Chris Eubank Junior is ‘masquerading’ as a champ and boxing’s greatest historian Barry Hugman is right not to acknowledge him, says Colin Hart
SunSport columnist looks into Hugman's History of World Championship Boxing and slams Eubank Jnr
SIR WINSTON CHURCHILL took 19 years from 1937 to 1956 to complete his four-volume masterpiece A History of the English-Speaking Peoples.
He had a good reason for taking so long because he was rudely interrupted by World War II.
But compared to Barry Hugman, the eminent boxing historian, our greatest Prime Minister wrote at breakneck speed.
Barry has just published four volumes of the definitive History of World Championship Boxing and it has taken him no less than 30 YEARS.
His monumental project begins in 1870, when boxers first wore gloves and ends in October 2016.
He was determined to produce a work that would be acclaimed worldwide.
Barry reckons that before he reached the final full-stop, he had spent nearly £500,000.
To get all the relevant information he needed, he visited every one of America’s 50 State libraries.
And Barry went so often to the biggest of them all — the Library of Congress in Washington DC — he ended up being on first-name terms with the staff. He spent days poring over newspaper cuttings and microfilm that spanned centuries and thousands of fights.
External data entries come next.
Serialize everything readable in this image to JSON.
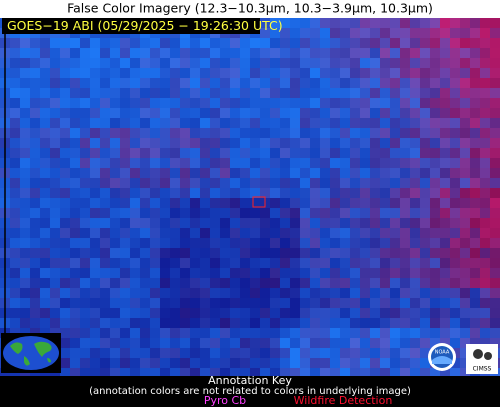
{
  "header": {
    "title": "False Color Imagery (12.3−10.3µm, 10.3−3.9µm, 10.3µm)"
  },
  "image": {
    "label": "GOES−19 ABI (05/29/2025 − 19:26:30 UTC)"
  },
  "logos": {
    "noaa": "NOAA",
    "cimss": "CIMSS"
  },
  "annotation_key": {
    "title": "Annotation Key",
    "note": "(annotation colors are not related to colors in underlying image)",
    "items": [
      {
        "label": "Pyro Cb"
      },
      {
        "label": "Wildfire Detection"
      }
    ]
  }
}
The result is the most comprehensive study of every world championship battle held over 146 years.
So it isn’t surprising that the four volumes — each costing £24.99 — runs to two million words and a total of 1900 pages.
Barry, 74, is a lifelong boxing addict.
A more-than-useful amateur, he boxed for London’s Finchley ABC, the club that discovered Anthony Joshua.
Barry told me: “Though I regarded it as a labour of love, my infatuation has cost me a fortune.
“But I enjoyed every minute and to think boxing people will be using my work as a reference long after I’ve gone gives me enormous satisfaction.”
There’s one name that would not have been included in the section on super-middleweights and that is Chris Eubank Jnr.
Young Eubank has been masquerading as a world champion since having the meaningless IBO belt strapped round his waist earlier this month.
Barry refuses to recognise him as a genuine world champ — and neither should anyone else.
Barry Hugman’s four-volume History of World Championship Boxing is available on Amazon.